Sociedade
Prospecções de argila em Ansião e Alvaiázere preocupam população
Argila vermelha é usada como pigmento da pasta para pavimentos
Duas comunidades de Ansião e Alvaiázere não estão satisfeitas com o anúncio de que, junto aos seus lares, possa vir a ser instalada pelo menos uma área de extracção de argila vermelha (argilas especiais e areias siliciosas).
Foi quase por acidente que perceberam que, nos editais afixados nas sedes das juntas de freguesia e no portal Participa se dá conta de que a Aldeia SA, empresa de Leiria, pretende fazer prospecção junto à localidade de Murtal, na freguesia de Almoster (Alvaiázere), e em Pessegueiro, na freguesia de Pousaflores (Ansião).
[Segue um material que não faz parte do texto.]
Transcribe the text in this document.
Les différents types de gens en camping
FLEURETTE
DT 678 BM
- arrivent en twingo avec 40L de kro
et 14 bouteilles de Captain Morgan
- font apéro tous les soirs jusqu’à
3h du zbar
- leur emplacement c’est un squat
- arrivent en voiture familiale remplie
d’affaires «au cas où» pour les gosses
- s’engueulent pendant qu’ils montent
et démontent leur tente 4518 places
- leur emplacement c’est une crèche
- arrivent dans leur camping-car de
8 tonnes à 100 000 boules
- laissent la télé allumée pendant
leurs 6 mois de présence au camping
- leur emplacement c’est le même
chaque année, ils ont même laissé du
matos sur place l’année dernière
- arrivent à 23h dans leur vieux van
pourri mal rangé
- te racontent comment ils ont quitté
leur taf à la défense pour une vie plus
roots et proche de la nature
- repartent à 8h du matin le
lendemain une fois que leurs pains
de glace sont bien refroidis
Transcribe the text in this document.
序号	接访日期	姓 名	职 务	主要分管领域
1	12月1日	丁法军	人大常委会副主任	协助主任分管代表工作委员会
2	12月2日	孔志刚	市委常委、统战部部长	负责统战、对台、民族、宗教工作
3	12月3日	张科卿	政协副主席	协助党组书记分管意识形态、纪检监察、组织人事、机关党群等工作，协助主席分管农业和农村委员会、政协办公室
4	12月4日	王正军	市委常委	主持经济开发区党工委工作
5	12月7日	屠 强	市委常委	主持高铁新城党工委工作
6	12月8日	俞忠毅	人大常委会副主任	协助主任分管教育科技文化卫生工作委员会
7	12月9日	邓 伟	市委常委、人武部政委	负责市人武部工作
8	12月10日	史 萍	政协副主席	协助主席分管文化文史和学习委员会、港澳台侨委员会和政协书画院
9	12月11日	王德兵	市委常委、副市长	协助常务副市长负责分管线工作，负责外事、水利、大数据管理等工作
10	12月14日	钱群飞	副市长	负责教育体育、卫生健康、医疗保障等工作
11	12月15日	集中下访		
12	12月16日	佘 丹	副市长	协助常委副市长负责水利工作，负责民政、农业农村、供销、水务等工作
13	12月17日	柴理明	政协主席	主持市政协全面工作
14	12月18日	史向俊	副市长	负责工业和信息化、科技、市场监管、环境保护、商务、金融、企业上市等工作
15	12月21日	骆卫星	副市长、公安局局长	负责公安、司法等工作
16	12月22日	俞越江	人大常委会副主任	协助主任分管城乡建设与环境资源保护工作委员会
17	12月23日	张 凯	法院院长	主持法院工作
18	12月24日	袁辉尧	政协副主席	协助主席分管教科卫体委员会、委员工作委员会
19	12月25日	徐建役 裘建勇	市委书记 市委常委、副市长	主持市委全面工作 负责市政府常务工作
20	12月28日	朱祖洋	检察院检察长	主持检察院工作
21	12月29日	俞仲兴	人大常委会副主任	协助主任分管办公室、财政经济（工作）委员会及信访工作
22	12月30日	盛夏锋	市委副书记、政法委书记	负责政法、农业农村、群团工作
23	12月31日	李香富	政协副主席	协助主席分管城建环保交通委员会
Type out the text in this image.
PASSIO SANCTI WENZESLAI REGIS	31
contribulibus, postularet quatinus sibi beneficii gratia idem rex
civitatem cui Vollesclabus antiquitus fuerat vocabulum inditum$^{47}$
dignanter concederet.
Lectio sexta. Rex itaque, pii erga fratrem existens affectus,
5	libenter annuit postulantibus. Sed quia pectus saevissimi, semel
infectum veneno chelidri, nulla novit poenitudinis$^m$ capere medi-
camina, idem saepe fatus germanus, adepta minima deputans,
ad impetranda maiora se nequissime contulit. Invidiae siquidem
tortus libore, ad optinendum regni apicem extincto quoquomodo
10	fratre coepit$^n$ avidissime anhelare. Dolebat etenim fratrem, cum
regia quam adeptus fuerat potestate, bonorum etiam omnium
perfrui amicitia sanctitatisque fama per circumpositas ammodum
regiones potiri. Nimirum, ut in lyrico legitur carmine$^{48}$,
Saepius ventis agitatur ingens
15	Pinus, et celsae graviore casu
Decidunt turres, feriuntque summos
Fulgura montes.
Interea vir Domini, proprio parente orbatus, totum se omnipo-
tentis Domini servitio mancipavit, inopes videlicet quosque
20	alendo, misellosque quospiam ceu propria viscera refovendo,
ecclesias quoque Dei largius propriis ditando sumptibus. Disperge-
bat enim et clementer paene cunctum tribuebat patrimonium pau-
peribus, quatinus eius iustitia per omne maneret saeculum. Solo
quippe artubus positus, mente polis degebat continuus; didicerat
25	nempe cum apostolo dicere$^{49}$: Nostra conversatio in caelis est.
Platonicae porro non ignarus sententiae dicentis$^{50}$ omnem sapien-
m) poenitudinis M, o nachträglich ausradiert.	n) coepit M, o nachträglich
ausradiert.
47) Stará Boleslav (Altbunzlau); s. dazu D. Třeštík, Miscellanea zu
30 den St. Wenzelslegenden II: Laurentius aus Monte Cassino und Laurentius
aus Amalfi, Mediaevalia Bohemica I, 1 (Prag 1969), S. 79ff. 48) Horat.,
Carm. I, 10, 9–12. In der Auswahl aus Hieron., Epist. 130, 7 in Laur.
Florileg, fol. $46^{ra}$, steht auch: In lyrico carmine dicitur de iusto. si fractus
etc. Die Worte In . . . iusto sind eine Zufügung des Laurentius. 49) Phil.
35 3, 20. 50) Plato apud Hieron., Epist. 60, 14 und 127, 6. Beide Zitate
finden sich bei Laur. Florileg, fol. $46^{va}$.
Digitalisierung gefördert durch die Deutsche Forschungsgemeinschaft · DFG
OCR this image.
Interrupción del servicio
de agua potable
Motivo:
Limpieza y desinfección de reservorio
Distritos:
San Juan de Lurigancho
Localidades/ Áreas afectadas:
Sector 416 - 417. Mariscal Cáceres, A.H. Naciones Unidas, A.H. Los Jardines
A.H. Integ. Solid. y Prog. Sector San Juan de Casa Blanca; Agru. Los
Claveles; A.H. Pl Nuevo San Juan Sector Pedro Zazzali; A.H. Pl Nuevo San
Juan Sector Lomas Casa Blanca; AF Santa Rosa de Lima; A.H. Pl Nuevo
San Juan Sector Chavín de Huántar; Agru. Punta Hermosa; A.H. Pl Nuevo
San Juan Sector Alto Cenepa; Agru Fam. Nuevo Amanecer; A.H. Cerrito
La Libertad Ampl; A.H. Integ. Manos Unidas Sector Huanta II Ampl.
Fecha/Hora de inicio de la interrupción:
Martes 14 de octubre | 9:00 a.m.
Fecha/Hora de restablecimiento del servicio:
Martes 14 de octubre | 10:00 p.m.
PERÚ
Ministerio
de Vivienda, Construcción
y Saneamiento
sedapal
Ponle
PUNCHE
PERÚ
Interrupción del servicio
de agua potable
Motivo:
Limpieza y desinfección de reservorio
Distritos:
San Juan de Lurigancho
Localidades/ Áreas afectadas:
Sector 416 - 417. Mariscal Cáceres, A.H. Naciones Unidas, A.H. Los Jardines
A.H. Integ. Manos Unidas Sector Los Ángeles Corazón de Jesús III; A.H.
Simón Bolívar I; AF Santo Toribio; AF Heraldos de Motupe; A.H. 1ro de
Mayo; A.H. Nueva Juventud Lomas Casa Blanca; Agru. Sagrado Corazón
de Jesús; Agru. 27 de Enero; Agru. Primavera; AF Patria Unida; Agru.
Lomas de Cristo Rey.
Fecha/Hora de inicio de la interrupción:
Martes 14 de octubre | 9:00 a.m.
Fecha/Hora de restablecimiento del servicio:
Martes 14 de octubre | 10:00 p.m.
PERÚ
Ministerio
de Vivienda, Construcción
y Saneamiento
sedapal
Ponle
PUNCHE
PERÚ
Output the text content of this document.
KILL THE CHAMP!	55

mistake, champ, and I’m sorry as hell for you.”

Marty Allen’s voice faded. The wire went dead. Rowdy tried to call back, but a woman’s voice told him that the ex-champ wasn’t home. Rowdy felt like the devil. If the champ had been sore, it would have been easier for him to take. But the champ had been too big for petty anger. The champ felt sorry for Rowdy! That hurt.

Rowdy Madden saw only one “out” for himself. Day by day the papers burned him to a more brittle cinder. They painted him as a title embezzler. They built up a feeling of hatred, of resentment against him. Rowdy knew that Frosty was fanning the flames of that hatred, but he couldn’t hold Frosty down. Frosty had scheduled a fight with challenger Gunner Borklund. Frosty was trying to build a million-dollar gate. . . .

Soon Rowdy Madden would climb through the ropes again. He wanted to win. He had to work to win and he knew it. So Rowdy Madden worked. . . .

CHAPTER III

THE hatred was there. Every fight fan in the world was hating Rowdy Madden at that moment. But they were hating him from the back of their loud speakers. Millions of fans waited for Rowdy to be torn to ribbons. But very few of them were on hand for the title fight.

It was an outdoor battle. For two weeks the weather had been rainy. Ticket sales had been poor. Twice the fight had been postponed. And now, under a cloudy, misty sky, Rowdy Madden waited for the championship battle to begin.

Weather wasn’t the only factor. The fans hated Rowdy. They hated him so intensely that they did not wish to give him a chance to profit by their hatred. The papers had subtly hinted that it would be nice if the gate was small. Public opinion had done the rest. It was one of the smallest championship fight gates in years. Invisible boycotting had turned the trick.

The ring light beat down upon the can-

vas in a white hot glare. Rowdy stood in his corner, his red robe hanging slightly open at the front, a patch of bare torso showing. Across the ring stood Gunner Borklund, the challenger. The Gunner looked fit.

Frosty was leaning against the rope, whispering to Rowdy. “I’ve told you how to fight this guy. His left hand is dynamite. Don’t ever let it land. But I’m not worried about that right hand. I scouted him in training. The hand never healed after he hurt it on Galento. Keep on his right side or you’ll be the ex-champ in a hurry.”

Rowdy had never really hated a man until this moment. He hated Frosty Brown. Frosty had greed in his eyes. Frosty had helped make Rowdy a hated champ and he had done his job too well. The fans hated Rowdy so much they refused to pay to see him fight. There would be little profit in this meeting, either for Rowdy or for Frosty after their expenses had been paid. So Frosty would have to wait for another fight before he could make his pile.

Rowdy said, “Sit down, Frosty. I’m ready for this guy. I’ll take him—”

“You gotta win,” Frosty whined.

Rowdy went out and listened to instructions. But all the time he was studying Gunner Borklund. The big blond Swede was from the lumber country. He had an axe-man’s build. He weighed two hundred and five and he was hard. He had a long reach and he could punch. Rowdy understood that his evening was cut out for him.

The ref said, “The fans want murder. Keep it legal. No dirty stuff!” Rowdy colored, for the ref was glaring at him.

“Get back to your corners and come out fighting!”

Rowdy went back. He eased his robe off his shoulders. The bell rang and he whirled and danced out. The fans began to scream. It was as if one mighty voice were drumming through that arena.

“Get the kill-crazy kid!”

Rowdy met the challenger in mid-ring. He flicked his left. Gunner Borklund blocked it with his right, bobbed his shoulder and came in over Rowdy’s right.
As áreas são quase contíguas.
Segundo Luís Lopes, administrador da Aldeia SA, o processo está ainda numa fase inicial e, caso se decida avançar com a exploração, após a prospecção, que ainda não foi autorizada pela Direcção-Geral da Energia e Geologia, “a área intervencionada implicará 30% da zona agora delineada”.
O responsável pede “bom-senso” e explica que, “tanto para a população e para as autarquias, saber o que há no subsolo não traz problemas a ninguém”.
A argila vermelha é usada como pigmento da pasta para pavimentos, segundo fonte da empresa, que esteve presente em duas sessões de esclarecimentos à população.
Contudo, tanto os residentes portugueses, como a comunidade de estrangeiros, maioritariamente reformados ingleses e norte-americanos, perante a perspectiva de verem desaparecer o sossego e parte da paisagem e de lidar com ruído, pó e, nalguns casos, a inviabilização de projectos de ecoturismo, estão a ponderar partir.
“Há quem esteja a pensar vender e ir embora de Portugal”, diz Gwen van Boom, que se instalou na freguesia de Pousaflores com o marido em 2022, após ter vendido a casa na Bélgica e de ter passado dois anos à procura de um novo local para criar um lar.
“Temos seis mil metros quadrados a três quilómetros de Ansião e estamos rodeados de floresta", conta.
O casal descobriu o que se estava a passar, por intermédio de amigos.
“Não veio nada no jornal local, onde há notícias das festas e eventos da terra. Só foi anunciado na junta e na câmara. Nem os nossos vizinhos portugueses sabiam”, recorda.
Levou a família toda a uma concorrida reunião em São João de Brito onde a junta de freguesia prometeu um relatório negativo no portal Participa.
Foi criada ainda a página “Pessegueiro - Não à prospecção, pesquisa e exploração”, no Facebook, e os moradores das localidades afectadas em ambos os concelhos estão a promover o abaixo-assinado "Todos por Almoster, Todos por Pousaflores", com recolha de assinaturas online e porta-a-porta, uma vez que a generalidade da população não tem acesso à internet.
“Já temos 400 assinaturas em papel e 1238 online”, conta João Marques.
O jovem, morador em Almoster, explica que a Aldeia SA prometeu a criação de quatro postos de trabalho, mas que o território, castigado pelo despovoamento, não vê nisso “quaisquer benefícios”.
No Murtal, a área que poderá servir para exploração tem como limite a zona limítrofe do rio Nabão e que recebe, anualmente, um número cada vez maior de peregrinos nacionais e estrangeiros, por ali passar o Caminho Português de Santiago.
João Marques recorda que, nos anos 70 e 80 do século passado, uma exploração deste tipo, na zona, trouxe consequências para o modo de vida de parte da população, que viu os campos a jusante serem engolidos pela lama e barro. “Ficaram destruídos pelas enxurradas”, explica.